Un movimiento que sacude el tablero
Este jueves, justo antes del finde largo, el Banco Central (BCRA) hizo un cambio importante: bajó la tasa de interés que paga por tomar pesos de los bancos. Esta movida, que se dio en una rueda especial conocida como “simultáneas”, hizo que los rendimientos en pesos a muy corto plazo -como la tasa de caución a un día- cayeran por debajo del 20%. Antes, estaba en 22% anual; ahora, quedó en 20%.
¿Por qué importa esta baja de tasas?
En teoría, la tasa la define el mercado según cuánto dinero hay dando vueltas y cuánta gente quiere prestarlo o pedirlo. Pero, en la práctica, la decisión del Central suele marcar un rumbo para el resto de las inversiones en pesos. Así, el recorte se convierte en una especie de «señal» para bancos e inversores sobre dónde conviene poner la plata.
Se viene una licitación clave para el Tesoro 📅
El próximo miércoles 26 de junio, el Ministerio de Economía hará una nueva licitación de deuda en pesos. Los analistas de la consultora Delphos explicaron que esta subasta llega en un momento de cierta calma financiera, aunque con desafíos importantes por delante. Especialmente porque a fin de mes vencen muchos instrumentos complicados, asociados a un esquema de encajes extraordinarios (o sea, plata que los bancos están obligados a guardar) que se termina el 28 de noviembre.
El plan: plazos más largos y menos presión
La expectativa es que, con tasas más normales, el Tesoro pueda estirar los vencimientos de su deuda y no tener que devolver toda la plata de una sola vez. Según los expertos, la estrategia sería parecida a la de principios de mes: ofrecer bonos a plazos más largos para aprovechar el ambiente más relajado del mercado en pesos.
Un mercado atento y muchos pesos en juego 💰
Lo que pase el miércoles será clave para definir el futuro del mercado de pesos, que viene sintiendo el ajuste monetario que el Gobierno aplicó desde agosto pasado. Para tener una idea: de todo lo que vence, casi $14,5 billones están en manos de inversores privados, mientras que otros $4,3 billones son una letra especial que solo pueden usar los bancos como parte de sus reservas obligatorias, que llegaron al máximo histórico del 53,5% últimamente.

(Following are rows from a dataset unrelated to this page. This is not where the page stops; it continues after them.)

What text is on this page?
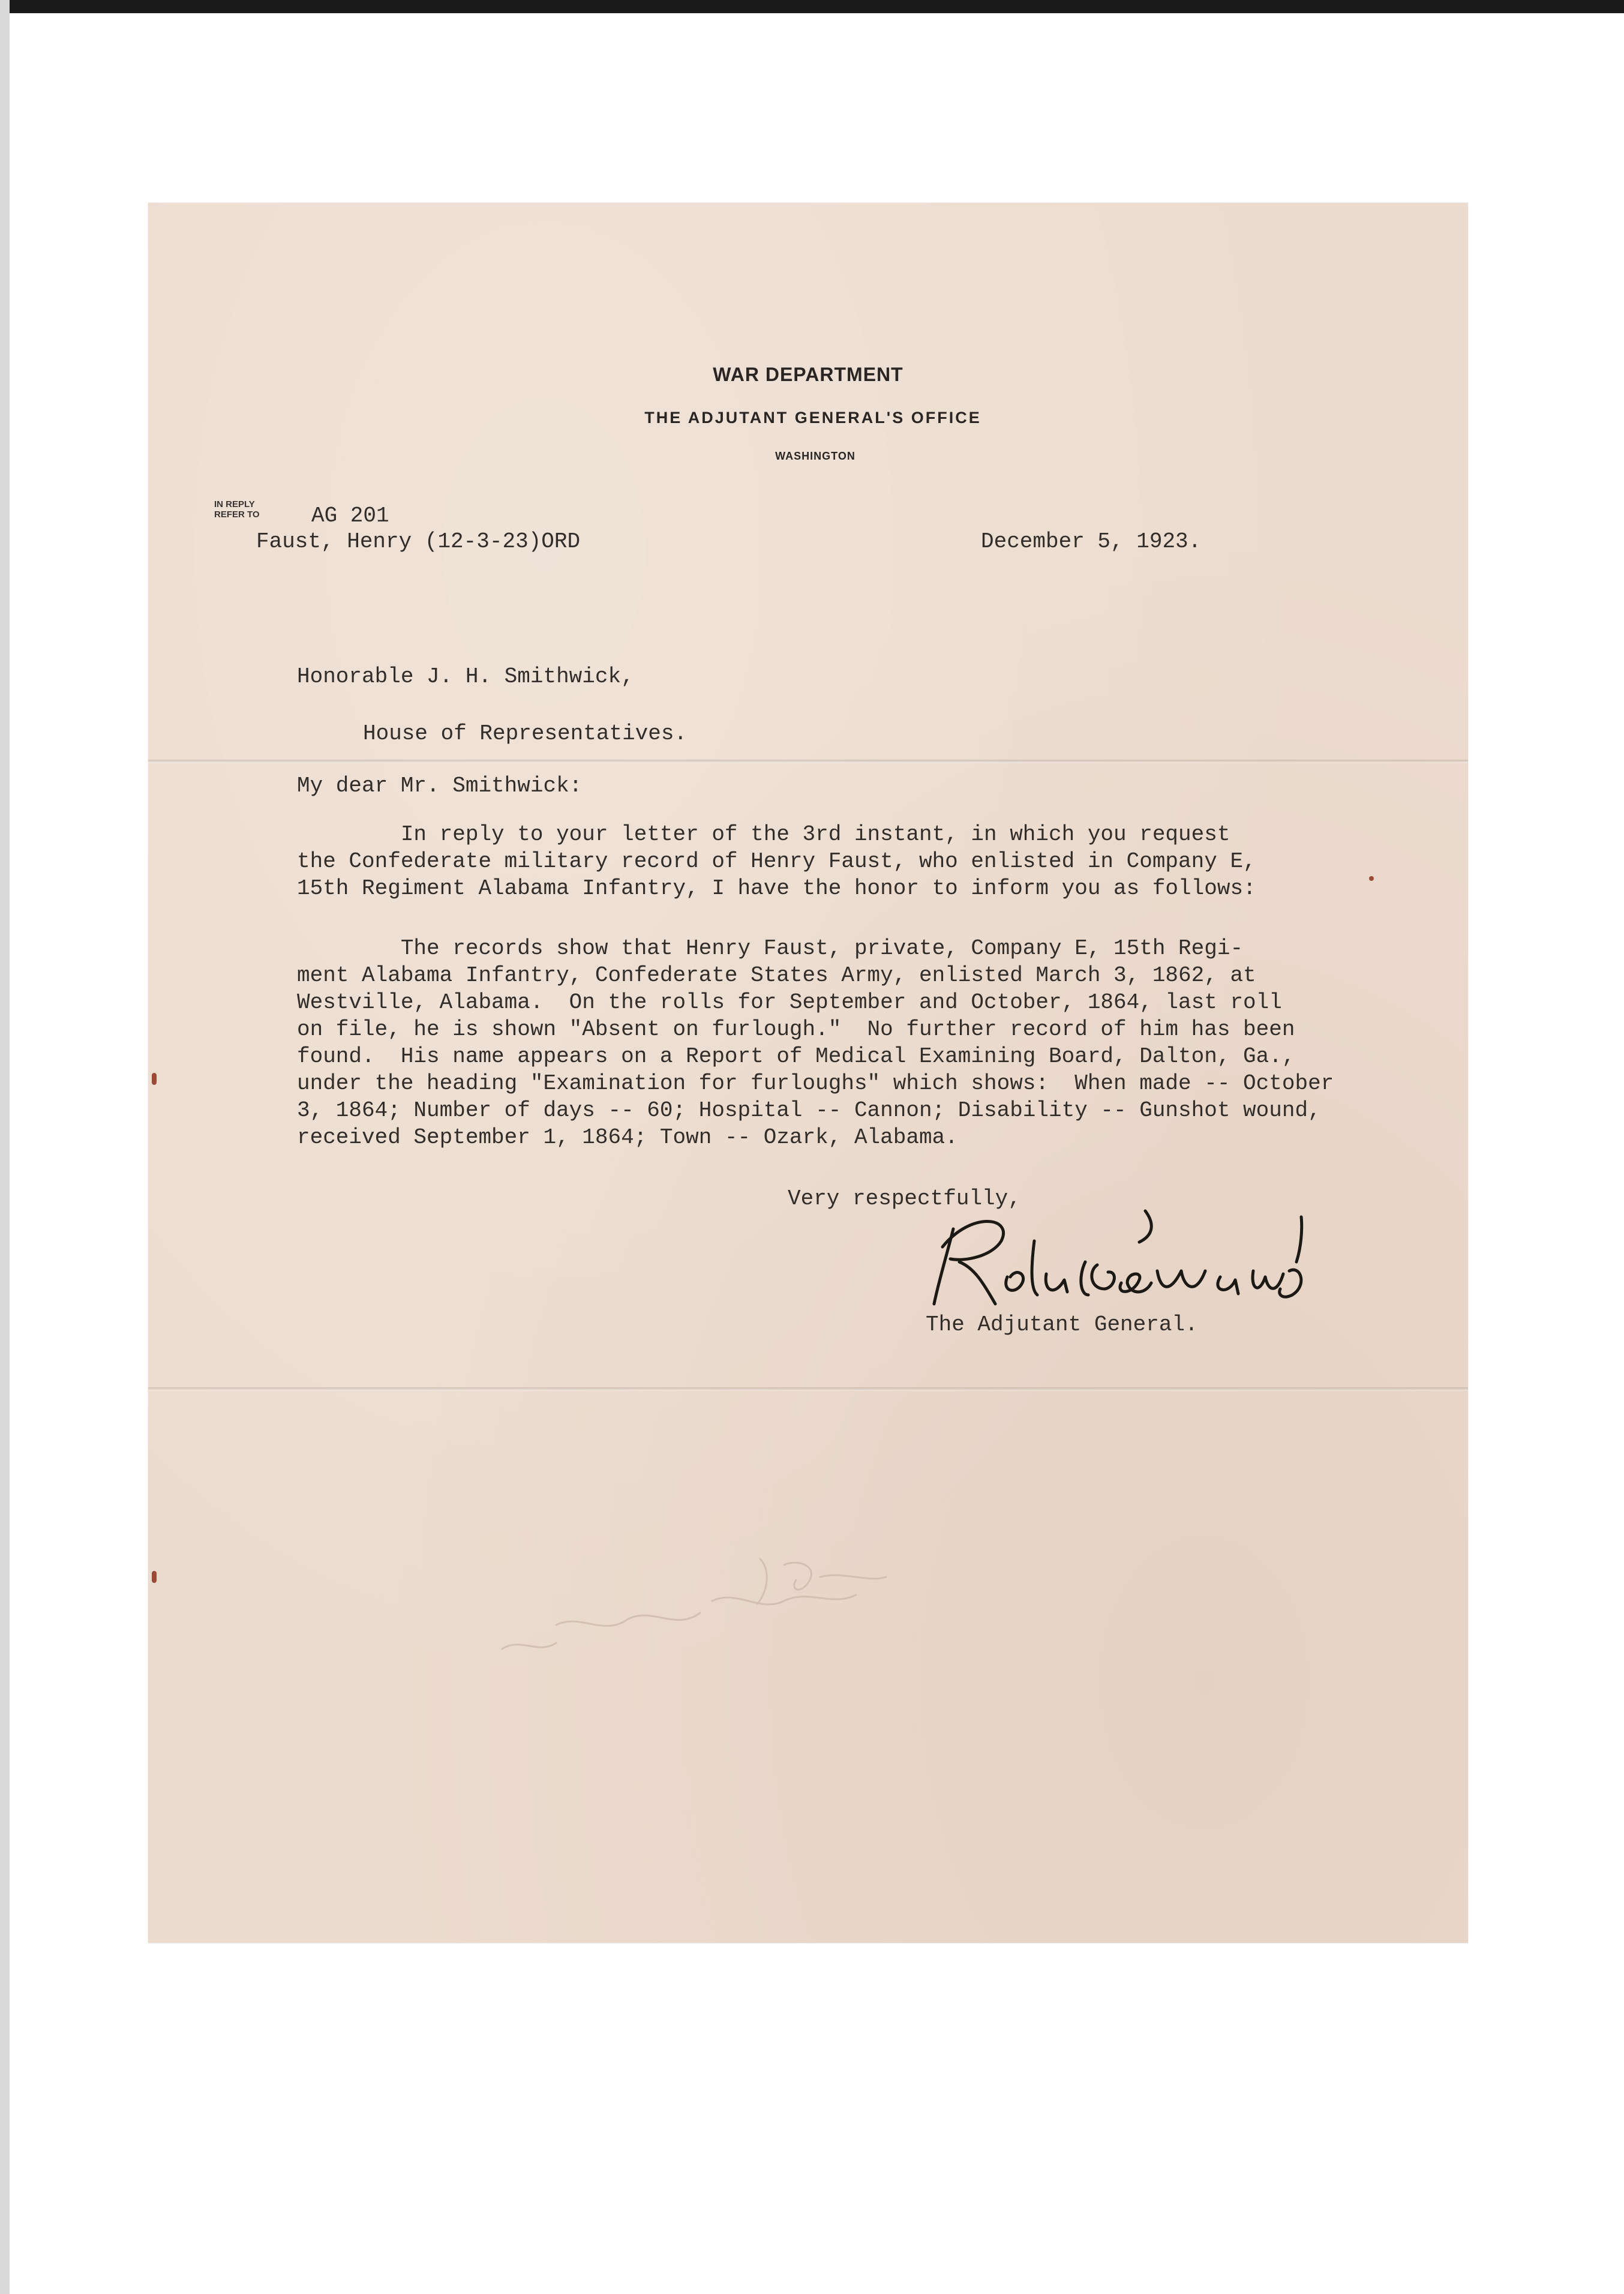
WAR DEPARTMENT
THE ADJUTANT GENERAL'S OFFICE
WASHINGTON
IN REPLY
REFER TO	AG 201
Faust, Henry (12-3-23)ORD	December 5, 1923.
Honorable J. H. Smithwick,
House of Representatives.
My dear Mr. Smithwick:
In reply to your letter of the 3rd instant, in which you request
the Confederate military record of Henry Faust, who enlisted in Company E,
15th Regiment Alabama Infantry, I have the honor to inform you as follows:
The records show that Henry Faust, private, Company E, 15th Regi-
ment Alabama Infantry, Confederate States Army, enlisted March 3, 1862, at
Westville, Alabama.  On the rolls for September and October, 1864, last roll
on file, he is shown "Absent on furlough."  No further record of him has been
found.  His name appears on a Report of Medical Examining Board, Dalton, Ga.,
under the heading "Examination for furloughs" which shows:  When made -- October
3, 1864; Number of days -- 60; Hospital -- Cannon; Disability -- Gunshot wound,
received September 1, 1864; Town -- Ozark, Alabama.
Very respectfully,
The Adjutant General.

Los bancos, a la espera de cambios
Por ahora, los bancos están esperando que el Gobierno afloje un poco con la cantidad de efectivo que tienen que guardar, pero todavía no hay señales claras de que eso vaya a pasar. Si se decide cambiar el esquema, podría modificar mucho las reglas de juego para las entidades financieras.
Otros desafíos: bonos atados al dólar
A todo esto, hay vencimientos por $3,6 billones en bonos “dólar linked”, es decir, bonos que ajustan según el precio del dólar. En las últimas licitaciones, el Tesoro no logró captar todo el dinero que necesitaba y liberó pesos a la economía. Pero ahora el objetivo es distinto: desde el mercado esperan que la Secretaría de Finanzas logre un “roll over positivo”, o sea, que renueve la deuda que vence y, de paso, consiga un poco más de plata.
Lo que se viene…
Con la baja de tasas y una licitación que puede marcar el rumbo de lo que resta del mes, el mercado está más atento que nunca. Habrá que ver si el Tesoro logra convencer a los inversores de seguir apostando a los pesos o si el clima vuelve a ponerse tenso. Lo seguro es que, después del finde largo, la semana arranca con todo en el mundo financiero argentino.